Furthermore, if you pay more than $100 in wages during any quarter of the calendar year, you must comply with California’s payroll tax requirements and obtain an EDD number (also referred to as a State Employer Identification Numbers or SEIN) from The California Employment Development Department. For more information go to the EDD website.
– Applying for a business license at the applicable city or county
Business licenses are generally affordable and easy to obtain, but they are frequently overlooked. However, depending on the type of business your company is engaged in, a business license may be required to legally transact business as a California Corporation. In fact, in many cases, engaging in business without the necessary business license can be considered fraud and lead to penalties being levied against your newly formed corporation. For more information on the licenses you business may require, contact the Governor’s Office for Business and Economic Development.
– Opening a company bank account
It is always best to keep your business’s finances and your personal finances in separate accounts. An easy way to do this is to establish a bank account for your corporation as soon as possible.
In order to open a corporate bank account, you will first need to obtain a Certificate of Good Standing from the California Secretary of State and have the following information ready:
- Your tax id (EIN)
- The date your business was formed
- Your Business address
- Your legal business name
Furthermore, you will need a copy of your Articles of Incorporation and a corporate resolution, if the names of those who are authorized to sign are not listed in your Articles of Incorporation.
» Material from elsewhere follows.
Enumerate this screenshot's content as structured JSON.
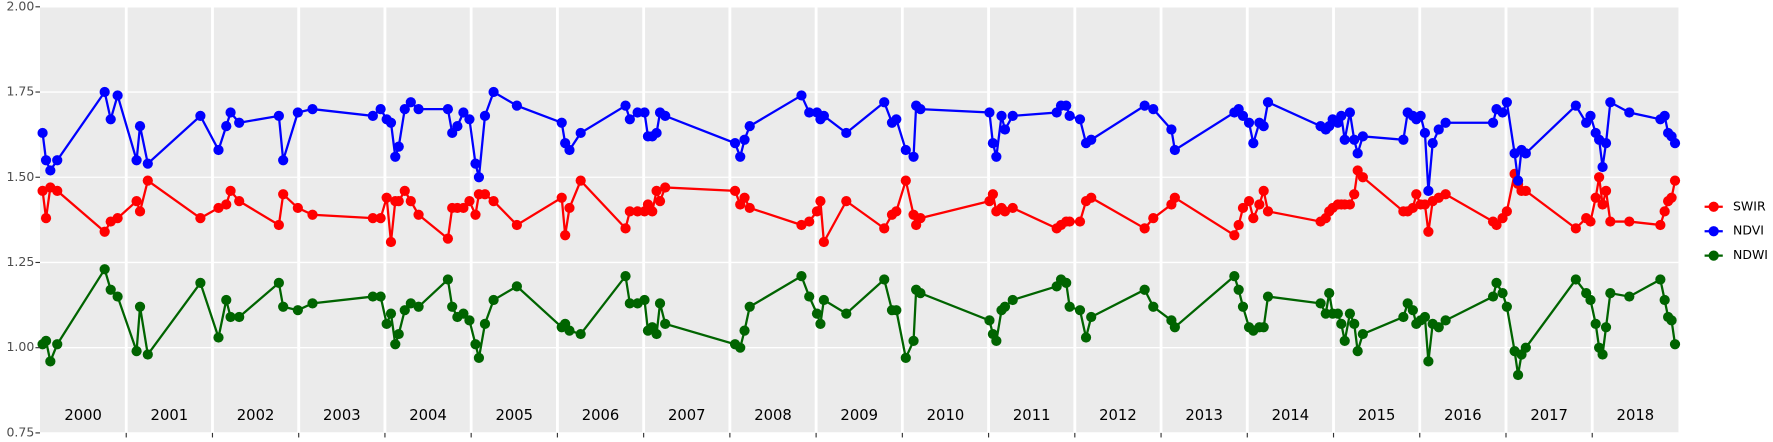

Setting up a California Corporation can offer your company many advantages not available to sole proprietorship or partnerships. However, forming your California corporation will require a bit of preparation and some assistance from an experienced and qualified attorney. But by following the necessary steps to form and maintain your new corporation, you will be well on your way to building a sound foundation for future business success.